Часа три назад несколько здоровенных туристических автобусов и не простых, а больших, невероятно шикарных, с огромными затенёнными стеклами, привезли на аэродром большую группу стариков, старух и просто смертельно больных людей, которых служащие хосписа немедленно проводили в шатер. Некоторые из них даже не могли передвигаться самостоятельно и потому здоровенные, смуглые санитары, одетые в белоснежные брюки и рубашки, выносили их на руках и усаживали в инвалидные коляски.
Понадобилась такая коляска и Сергею Петровичу Васильеву. Как только два молчаливых, здоровенных, смуглых парня с черными волосами и широкими, нерусскими лицами с чуть раскосыми глазами усадили полковника ВВС в отставке Серёгу Васильева, боевого лётчика-асса, он угрюмо опустил лицо. Ему было больно видеть ангары вдалеке и военно-транспортные самолёты, хотя он всю свою жизнь летал на "мигарях". Ещё больнее Серёге было держать голову опущенной. Три месяца назад ему сделали в госпитале Бурденко чертовски сложную, но совершенно бесполезную операцию на гортани и это давало о себе знать при каждом повороте или наклоне головы мучительной болью.
Один из санитаров увидев, как побледнело от боли лицо полковника Васильева, наклонился над ним и приложил свою широченную, крепкую ладонь к его рту. Серёге показалось, что прежде, чем ладонь парня легла на его рот, она, словно бы засветилась бело-голубым, золотистым сиянием. Рука парня мягко, но плотно прижалась к его рту и странное дело, уже через несколько секунд нестерпимая боль куда-то отступила и бывшему военному лётчику, в общем-то молодому ещё мужику, Серёге не стукнуло ещё и сороковника, почему-то подумалось, что та патронажная сестра, которая сблатовала его отправиться в хоспис под пальмами, не соврала ему и он действительно уйдёт из жизни без боли и мучений, позагорав напоследок полгода или чуть больше на берегу Тихого океана.

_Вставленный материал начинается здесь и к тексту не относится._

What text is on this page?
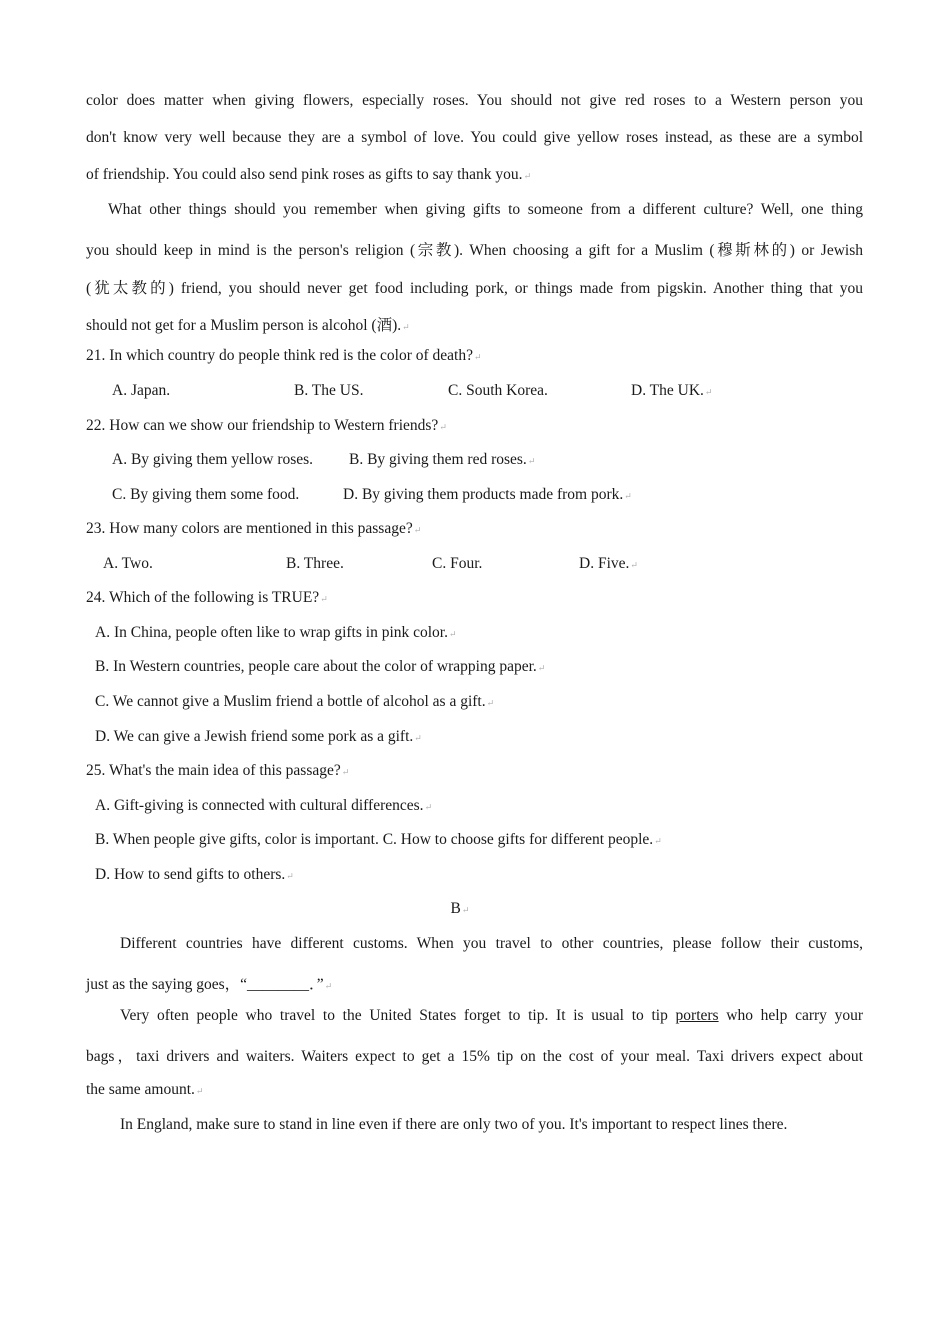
color does matter when giving flowers, especially roses. You should not give red roses to a Western person you
don't know very well because they are a symbol of love. You could give yellow roses instead, as these are a symbol
of friendship. You could also send pink roses as gifts to say thank you.↵
What other things should you remember when giving gifts to someone from a different culture? Well, one thing
you should keep in mind is the person's religion (宗教). When choosing a gift for a Muslim (穆斯林的) or Jewish
(犹太教的) friend, you should never get food including pork, or things made from pigskin. Another thing that you
should not get for a Muslim person is alcohol (酒).↵
21. In which country do people think red is the color of death?↵
A. Japan.	B. The US.	C. South Korea.	D. The UK.↵
22. How can we show our friendship to Western friends?↵
A. By giving them yellow roses. B. By giving them red roses.↵
C. By giving them some food.	D. By giving them products made from pork.↵
23. How many colors are mentioned in this passage?↵
A. Two.	B. Three.	C. Four.	D. Five.↵
24. Which of the following is TRUE?↵
A. In China, people often like to wrap gifts in pink color.↵
B. In Western countries, people care about the color of wrapping paper.↵
C. We cannot give a Muslim friend a bottle of alcohol as a gift.↵
D. We can give a Jewish friend some pork as a gift.↵
25. What's the main idea of this passage?↵
A. Gift-giving is connected with cultural differences.↵
B. When people give gifts, color is important. C. How to choose gifts for different people.↵
D. How to send gifts to others.↵
B↵
Different countries have different customs. When you travel to other countries, please follow their customs,
just as the saying goes，“________．”↵
Very often people who travel to the United States forget to tip. It is usual to tip porters who help carry your
bags，taxi drivers and waiters. Waiters expect to get a 15% tip on the cost of your meal. Taxi drivers expect about
the same amount.↵
In England, make sure to stand in line even if there are only two of you. It's important to respect lines there.
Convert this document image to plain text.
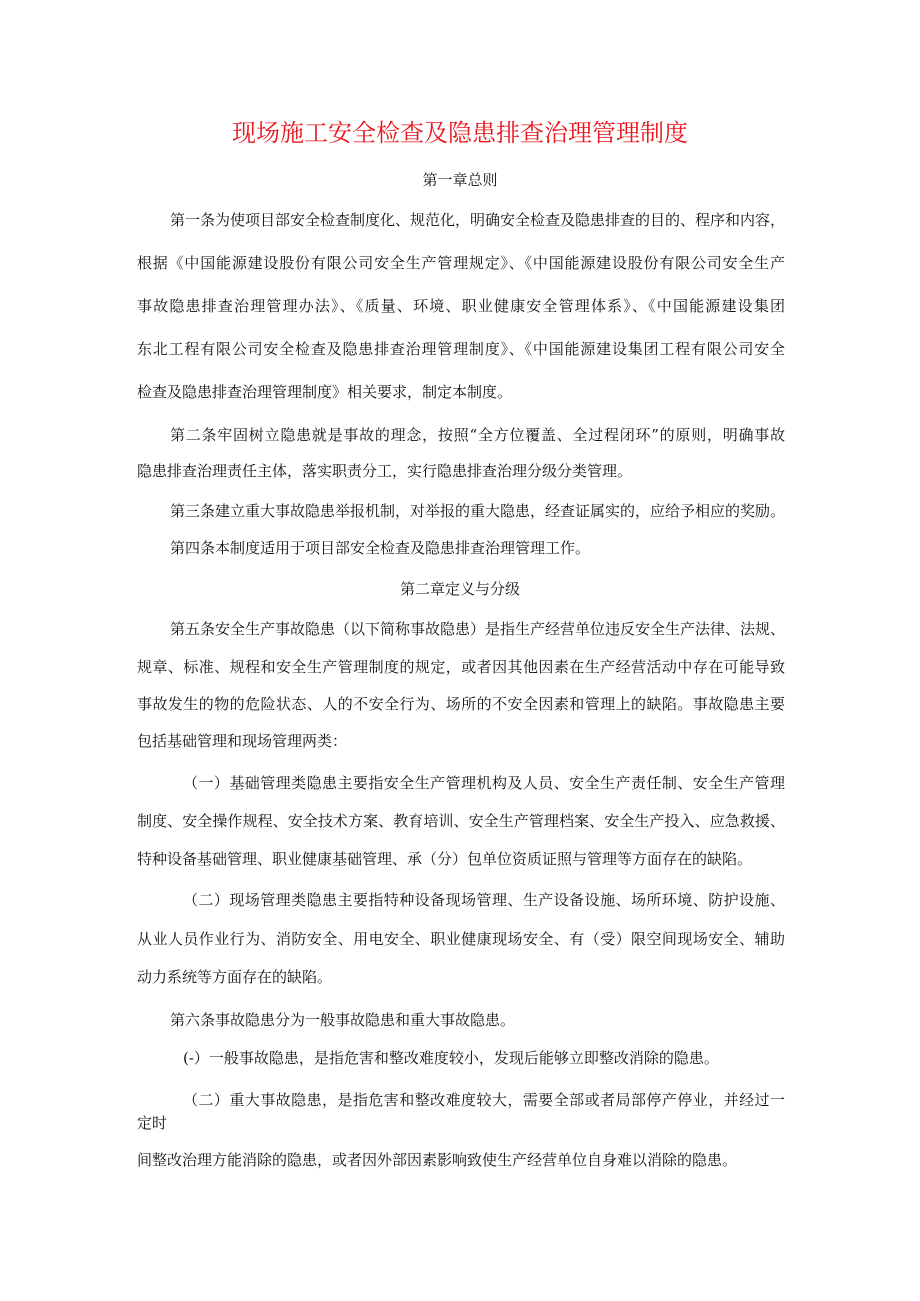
现场施工安全检查及隐患排查治理管理制度
第一章总则
第一条为使项目部安全检查制度化、规范化，明确安全检查及隐患排查的目的、程序和内容，
根据《中国能源建设股份有限公司安全生产管理规定》、《中国能源建设股份有限公司安全生产
事故隐患排查治理管理办法》、《质量、环境、职业健康安全管理体系》、《中国能源建设集团
东北工程有限公司安全检查及隐患排查治理管理制度》、《中国能源建设集团工程有限公司安全
检查及隐患排查治理管理制度》相关要求，制定本制度。
第二条牢固树立隐患就是事故的理念，按照“全方位覆盖、全过程闭环”的原则，明确事故
隐患排查治理责任主体，落实职责分工，实行隐患排查治理分级分类管理。
第三条建立重大事故隐患举报机制，对举报的重大隐患，经查证属实的，应给予相应的奖励。
第四条本制度适用于项目部安全检查及隐患排查治理管理工作。
第二章定义与分级
第五条安全生产事故隐患（以下简称事故隐患）是指生产经营单位违反安全生产法律、法规、
规章、标准、规程和安全生产管理制度的规定，或者因其他因素在生产经营活动中存在可能导致
事故发生的物的危险状态、人的不安全行为、场所的不安全因素和管理上的缺陷。事故隐患主要
包括基础管理和现场管理两类：
（一）基础管理类隐患主要指安全生产管理机构及人员、安全生产责任制、安全生产管理
制度、安全操作规程、安全技术方案、教育培训、安全生产管理档案、安全生产投入、应急救援、
特种设备基础管理、职业健康基础管理、承（分）包单位资质证照与管理等方面存在的缺陷。
（二）现场管理类隐患主要指特种设备现场管理、生产设备设施、场所环境、防护设施、
从业人员作业行为、消防安全、用电安全、职业健康现场安全、有（受）限空间现场安全、辅助
动力系统等方面存在的缺陷。
第六条事故隐患分为一般事故隐患和重大事故隐患。
(-）一般事故隐患，是指危害和整改难度较小，发现后能够立即整改消除的隐患。
（二）重大事故隐患，是指危害和整改难度较大，需要全部或者局部停产停业，并经过一
定时
间整改治理方能消除的隐患，或者因外部因素影响致使生产经营单位自身难以消除的隐患。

Ну, как раз чем-чем, а пальмами и Тихим океаном его трудно было удивить. Летал он над этим океаном, перегоняя как-то раз на Филиппины аэропланы. Правда, загорать под пальмами ему там так и не пришлось. Та командировка была очень суетной, напряженной, да, и филиппинские власти относились к ним весьма настороженно, но оно и было понятно, ведь их воякам нужны были одни только новейшие самолёты, а отнюдь не любопытные взгляды русских пилотов. Так что Серёга был вовсе не прочь позагорать полгодика на белоснежном пляже, чтобы потом тихо и мирно двинуть кони.
Вчера вечером патронажная сестра снова навестила Серёгу Васильева и предупредила, что завтра утром в десять тридцать он улетит на Тумареа, а потому ему следовало проститься с близкими и сделать последние распоряжения типа написания завещания и тому подобного. Ничего такого ему делать было не нужно. Вот уже пять лет, как Серёга был в разводе. Свою квартиру он благородно оставил жене и дочери, которая и раньше его даже в упор не видела. Завещать своей бывшей, сестре и брату кроме правительственных наград ему было нечего, а его родителям и так всё было ясно — их сын не стяжал никаких богатств.
Лицо матери не просыхало от слёз, но вчера вечером, поняв окончательно, что её Серёженька уходит навсегда, она всплакнула лишь разочек и на том успокоилась. Сборы были недолгими, да, и собирать в дорогу было нечего. Представитель хосписа, который был у них неделю назад, доходчиво объяснил, что с собой ему брать ничего не нужно и вообще посоветовал отнестись ко всему так, словно он не улетает на далёкий остров, а своим ходом отправляется на кладбище. Родителям же Серёги он дал клятвенное обещание, что каждую неделю они будут получать от сына письма и даже фотографии. Если бы их сын мог говорить, то это были бы ещё и звуковые письма на лазерных дисках.